I'm not convinced this is a bug. The "new and improved" default behavior makes sense if you want to grab a stack of interactive elements and move them around together. To make my app work in the same manner as it did in v3.0.2, I simply added event.stopPropagation(); to the mousedown and touchstart event handlers. So, now the top object in the stack is the only one that handles the event. You can do that in your test case also.

Well, this blocking behavior is learned by most developers. Totally learned. At least by the pixi community, by all the people who are coming from AS3 and all the JS DOM guys. So why doing something differently? If you really want to drag a bunch of objects use a function to find those objects.

It's not reasonable to keep this behavior. I believe there are many good reasons why most environments are acting like this.

I agree with @georgiee.

Yeah HTML on top of the canvas should totally block interactions, the interaction manager should mimic the DOM internally wherever possible because it is what most people are familiar with.

Hey guys,

I've made a pull-request for this https://github.com/GoodBoyDigital/pixi.js/pull/1902

Live example with the patch: http://jsfiddle.net/xnmy239h/2/

II'm looking to try and rewrite the Interaction Manager in the coming weeks. Stay tuned.

Just want to chime in and ask, if there are any plans on this thread?

For example, is there a chance that Interaction Manager can be configured to use capture or bubble phase, depending on application needs? I think it should solve the topic starter problem?

I'm handling touch event globally (on parent DIV level to detect touches anywhere on the screen in one-finger arcade game), and was hoping I can do "stopPropagation" in PIXI canvas when UI is clicked).

However, as event capturing is hardcoded in PIXI, I have to make it in a bit more hacky way. edit: I realized that in my case this is not a showstopper. I can still listen for the event in bubbling phase at container level. Still it would be good to understand, why events are hardcoded to be handled at "capturing" phase.

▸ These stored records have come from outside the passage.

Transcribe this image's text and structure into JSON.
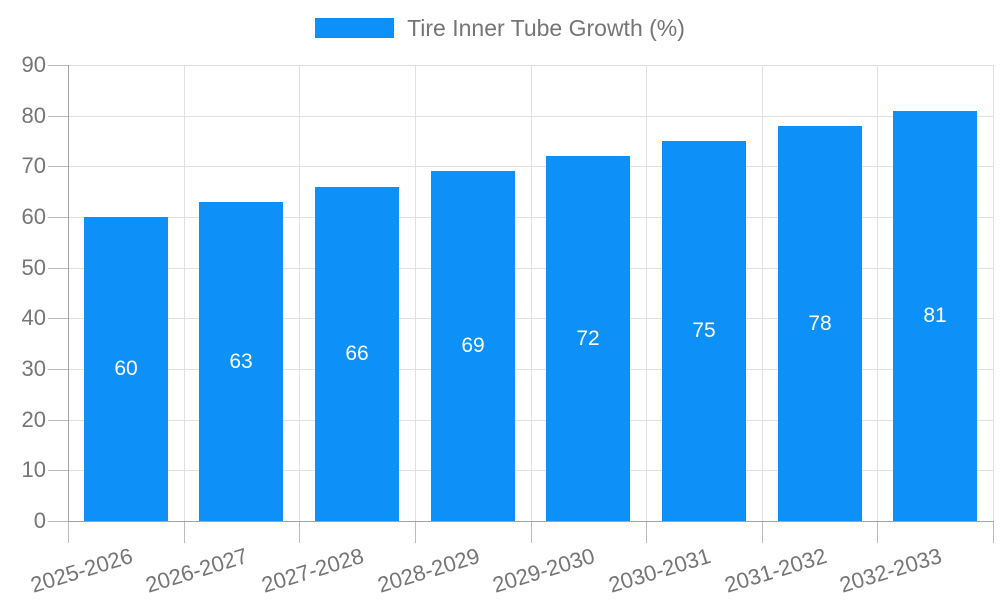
{
  "chart_data": {
    "type": "bar",
    "title": "",
    "series_name": "Tire Inner Tube Growth (%)",
    "categories": [
      "2025-2026",
      "2026-2027",
      "2027-2028",
      "2028-2029",
      "2029-2030",
      "2030-2031",
      "2031-2032",
      "2032-2033"
    ],
    "values": [
      60,
      63,
      66,
      69,
      72,
      75,
      78,
      81
    ],
    "xlabel": "",
    "ylabel": "",
    "ylim": [
      0,
      90
    ],
    "ytick_step": 10,
    "yticks": [
      0,
      10,
      20,
      30,
      40,
      50,
      60,
      70,
      80,
      90
    ],
    "grid": true,
    "legend_position": "top-center",
    "value_labels_position": "inside-center",
    "x_label_rotation_deg": -17,
    "colors": {
      "bar": "#0D90F8",
      "value_label": "#FFFFFF",
      "axis_text": "#757575",
      "grid_line": "#E0E0E0",
      "tick_line": "#BBBBBB",
      "axis_line": "#A3A3A3",
      "background": "#FFFFFF"
    }
  }
}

@englercj @GoodBoyDigital if there's no good reason to use capture phase, can we please switch to using bubble phase? I think we can all agree it's leading to confusing behavior. I'll gladly submit a PR

+1 on this, it's an issue for me

Hey guys, my jsfiddle had stopped working due to the pixi.js build I had linked. Now I'm using cdnjs for v3.0.7 - which is the version I was testing on that patch - http://jsfiddle.net/xnmy239h/2/

Yeah HTML on top of the canvas should totally block interactions

Does anyone have a not-too-hacky workaround for this? I have DOM elements overlapping the canvas, when the mouse is over the DOM elements, I want to prevent pixi from triggering mouseover on my interactive DisplayObjects.

I set CSS {pointer-events: none;} for the main area and {pointer-events: auto;} for the overlapping DOM elements.

Thanks, but this doesn't work for mouseover and mouseout because pixi uses a mousemove listener on window.document.

I'm having the same issue as danwad. I have a DOM overlay and Pixi display object which reacts to mouseover and mouseout because of a fore mentioned reasons. Any workarounds to prevent the "hover" events like this from happening? Clicks are already working fine.

This PR: https://github.com/pixijs/pixi.js/pull/2917 will solve this problem. Patch it into your own build of PIXI for now :)

Thanks! That did the trick for now :)

@englercj - I believe this can be closed after merging https://github.com/pixijs/pixi.js/pull/2996

This thread has been automatically locked since there has not been any recent activity after it was closed. Please open a new issue for related bugs.